Mr Paris said managing Morrisons during the pandemic has been the "single biggest challenge" he has faced in his management career.
He says one of the most pressing problems he has to deal with is staff absence.
"I've been working for Morrisons since 1978 and I've worked 43 Christmases," said Mr Paris, "but this is without doubt the single biggest challenge I've ever faced as a manager.
"At the moment, if any of my staff have any symptoms - whether it's just a snuffle or itchy throat - they're asked to go home and they're off for 10 days. It's a managerial nightmare.
"If we can get them a test and it comes back negative, then sometimes we can bring them back sooner. But we're dealing with record numbers of staff absences because we just can't take the risk.
"It's a constant battle to keep the supermarket moving, to keep the shelves full and our warehouse operating day in, day out. Every time someone is off with even the mildest of symptoms, their colleagues are asked to pick up the slack.
"It's hard for everyone and that's why it's so important for our customers to get on board with this new mask policy, keep their distance from each other in-store and make use of the sanitation stations provided."
But what about those shoppers with disabilities?
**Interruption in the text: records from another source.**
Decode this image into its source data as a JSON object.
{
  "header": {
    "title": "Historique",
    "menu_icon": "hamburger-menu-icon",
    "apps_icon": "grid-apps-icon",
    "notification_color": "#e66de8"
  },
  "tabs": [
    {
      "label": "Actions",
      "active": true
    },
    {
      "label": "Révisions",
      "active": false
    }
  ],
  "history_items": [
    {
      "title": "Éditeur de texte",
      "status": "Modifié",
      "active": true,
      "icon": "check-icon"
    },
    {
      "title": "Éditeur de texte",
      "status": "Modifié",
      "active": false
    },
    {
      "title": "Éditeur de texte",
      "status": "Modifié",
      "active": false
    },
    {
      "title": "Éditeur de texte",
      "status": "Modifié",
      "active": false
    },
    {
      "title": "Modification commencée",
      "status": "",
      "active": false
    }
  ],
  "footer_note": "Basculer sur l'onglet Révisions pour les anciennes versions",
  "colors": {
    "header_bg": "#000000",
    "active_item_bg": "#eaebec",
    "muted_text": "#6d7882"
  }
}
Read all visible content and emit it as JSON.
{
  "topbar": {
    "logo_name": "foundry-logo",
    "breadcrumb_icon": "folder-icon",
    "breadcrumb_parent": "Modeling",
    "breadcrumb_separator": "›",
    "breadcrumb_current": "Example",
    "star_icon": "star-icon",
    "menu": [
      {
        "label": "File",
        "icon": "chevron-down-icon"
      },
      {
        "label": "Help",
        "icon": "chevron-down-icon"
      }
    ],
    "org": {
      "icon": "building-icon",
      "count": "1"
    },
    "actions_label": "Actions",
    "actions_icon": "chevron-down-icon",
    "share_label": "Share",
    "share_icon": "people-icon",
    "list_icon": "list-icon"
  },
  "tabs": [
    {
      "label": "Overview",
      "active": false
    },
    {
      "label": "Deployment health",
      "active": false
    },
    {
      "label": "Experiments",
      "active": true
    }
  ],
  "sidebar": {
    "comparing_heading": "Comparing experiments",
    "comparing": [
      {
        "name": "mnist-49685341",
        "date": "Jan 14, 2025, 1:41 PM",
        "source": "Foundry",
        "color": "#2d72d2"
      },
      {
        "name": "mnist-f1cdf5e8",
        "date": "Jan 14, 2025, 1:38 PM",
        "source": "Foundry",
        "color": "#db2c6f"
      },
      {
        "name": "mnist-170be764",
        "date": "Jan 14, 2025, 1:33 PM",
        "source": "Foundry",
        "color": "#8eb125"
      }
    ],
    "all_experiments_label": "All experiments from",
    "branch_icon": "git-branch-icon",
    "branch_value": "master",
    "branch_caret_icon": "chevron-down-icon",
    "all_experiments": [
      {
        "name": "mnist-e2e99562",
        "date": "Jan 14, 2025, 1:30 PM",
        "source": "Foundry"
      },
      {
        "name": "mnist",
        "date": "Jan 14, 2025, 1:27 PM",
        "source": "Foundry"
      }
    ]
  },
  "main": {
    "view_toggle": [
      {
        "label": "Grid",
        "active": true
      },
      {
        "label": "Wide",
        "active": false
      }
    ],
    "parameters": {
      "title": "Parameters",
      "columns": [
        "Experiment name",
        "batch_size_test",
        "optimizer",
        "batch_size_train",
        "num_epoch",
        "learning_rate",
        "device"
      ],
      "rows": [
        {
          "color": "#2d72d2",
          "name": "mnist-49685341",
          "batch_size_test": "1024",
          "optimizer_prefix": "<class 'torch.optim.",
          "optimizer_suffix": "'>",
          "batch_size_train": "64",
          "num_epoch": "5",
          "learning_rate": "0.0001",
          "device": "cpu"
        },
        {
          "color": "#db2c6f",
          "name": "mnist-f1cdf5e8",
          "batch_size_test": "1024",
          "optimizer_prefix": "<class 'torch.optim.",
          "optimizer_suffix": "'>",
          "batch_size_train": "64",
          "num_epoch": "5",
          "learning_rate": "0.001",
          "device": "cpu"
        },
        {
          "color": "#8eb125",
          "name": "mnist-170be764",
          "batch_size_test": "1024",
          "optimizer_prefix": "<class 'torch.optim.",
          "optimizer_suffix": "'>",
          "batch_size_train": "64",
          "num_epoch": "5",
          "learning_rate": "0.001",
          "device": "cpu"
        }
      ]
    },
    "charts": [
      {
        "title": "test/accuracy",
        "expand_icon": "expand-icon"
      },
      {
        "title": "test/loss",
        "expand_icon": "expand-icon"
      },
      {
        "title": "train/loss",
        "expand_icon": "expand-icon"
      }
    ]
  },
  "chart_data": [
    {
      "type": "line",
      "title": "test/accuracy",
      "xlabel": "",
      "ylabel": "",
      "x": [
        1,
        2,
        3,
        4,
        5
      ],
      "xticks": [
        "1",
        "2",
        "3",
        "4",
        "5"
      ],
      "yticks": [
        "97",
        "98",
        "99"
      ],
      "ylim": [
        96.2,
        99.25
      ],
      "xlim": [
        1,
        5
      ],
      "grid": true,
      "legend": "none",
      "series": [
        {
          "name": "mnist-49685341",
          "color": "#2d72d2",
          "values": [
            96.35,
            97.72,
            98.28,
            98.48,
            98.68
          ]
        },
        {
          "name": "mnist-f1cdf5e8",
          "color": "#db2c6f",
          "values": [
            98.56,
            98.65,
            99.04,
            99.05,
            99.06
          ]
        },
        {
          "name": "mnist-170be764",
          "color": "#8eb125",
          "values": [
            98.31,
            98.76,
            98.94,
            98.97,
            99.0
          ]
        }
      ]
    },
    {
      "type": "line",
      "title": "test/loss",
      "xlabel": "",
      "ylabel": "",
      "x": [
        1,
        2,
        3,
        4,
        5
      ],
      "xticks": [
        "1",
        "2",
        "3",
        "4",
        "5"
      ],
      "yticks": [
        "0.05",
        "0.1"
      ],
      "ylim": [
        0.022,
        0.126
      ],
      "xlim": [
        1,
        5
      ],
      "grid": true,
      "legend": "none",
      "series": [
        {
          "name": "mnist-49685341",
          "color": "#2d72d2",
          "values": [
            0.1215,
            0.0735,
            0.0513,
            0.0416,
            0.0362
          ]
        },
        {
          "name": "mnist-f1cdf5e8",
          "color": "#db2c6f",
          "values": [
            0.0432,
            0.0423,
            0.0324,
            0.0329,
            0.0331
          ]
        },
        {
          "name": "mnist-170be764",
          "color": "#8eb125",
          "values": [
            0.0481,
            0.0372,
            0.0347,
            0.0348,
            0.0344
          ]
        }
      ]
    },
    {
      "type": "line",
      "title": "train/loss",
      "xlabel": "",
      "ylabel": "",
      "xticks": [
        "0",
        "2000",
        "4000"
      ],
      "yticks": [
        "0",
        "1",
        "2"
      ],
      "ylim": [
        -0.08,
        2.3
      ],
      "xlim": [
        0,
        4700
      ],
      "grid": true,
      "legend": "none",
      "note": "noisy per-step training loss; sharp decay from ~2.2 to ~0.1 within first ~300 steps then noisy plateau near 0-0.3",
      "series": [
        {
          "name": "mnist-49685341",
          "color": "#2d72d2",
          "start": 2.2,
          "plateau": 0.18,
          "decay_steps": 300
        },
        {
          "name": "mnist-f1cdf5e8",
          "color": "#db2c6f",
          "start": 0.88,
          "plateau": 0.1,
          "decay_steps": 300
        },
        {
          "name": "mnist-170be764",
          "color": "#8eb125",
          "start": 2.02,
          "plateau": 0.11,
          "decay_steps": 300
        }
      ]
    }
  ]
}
Mr Paris says customers who are exempt from wearing masks for health reasons can always ask for the free 'sunflower lanyards' available at the customer service desk.
These help staff to discreetly identify those who are not required to wear masks and help in enforcing non-compliance.
Mr Paris added: "I understand why some shoppers who are exempt might not want to draw attention to a disability, and may be reluctant to ask for a lanyard.
"But I can assure those customers that our staff will always be discreet. Just approach a member of staff for a quiet word, there'll be no fuss, and we'll get you sorted."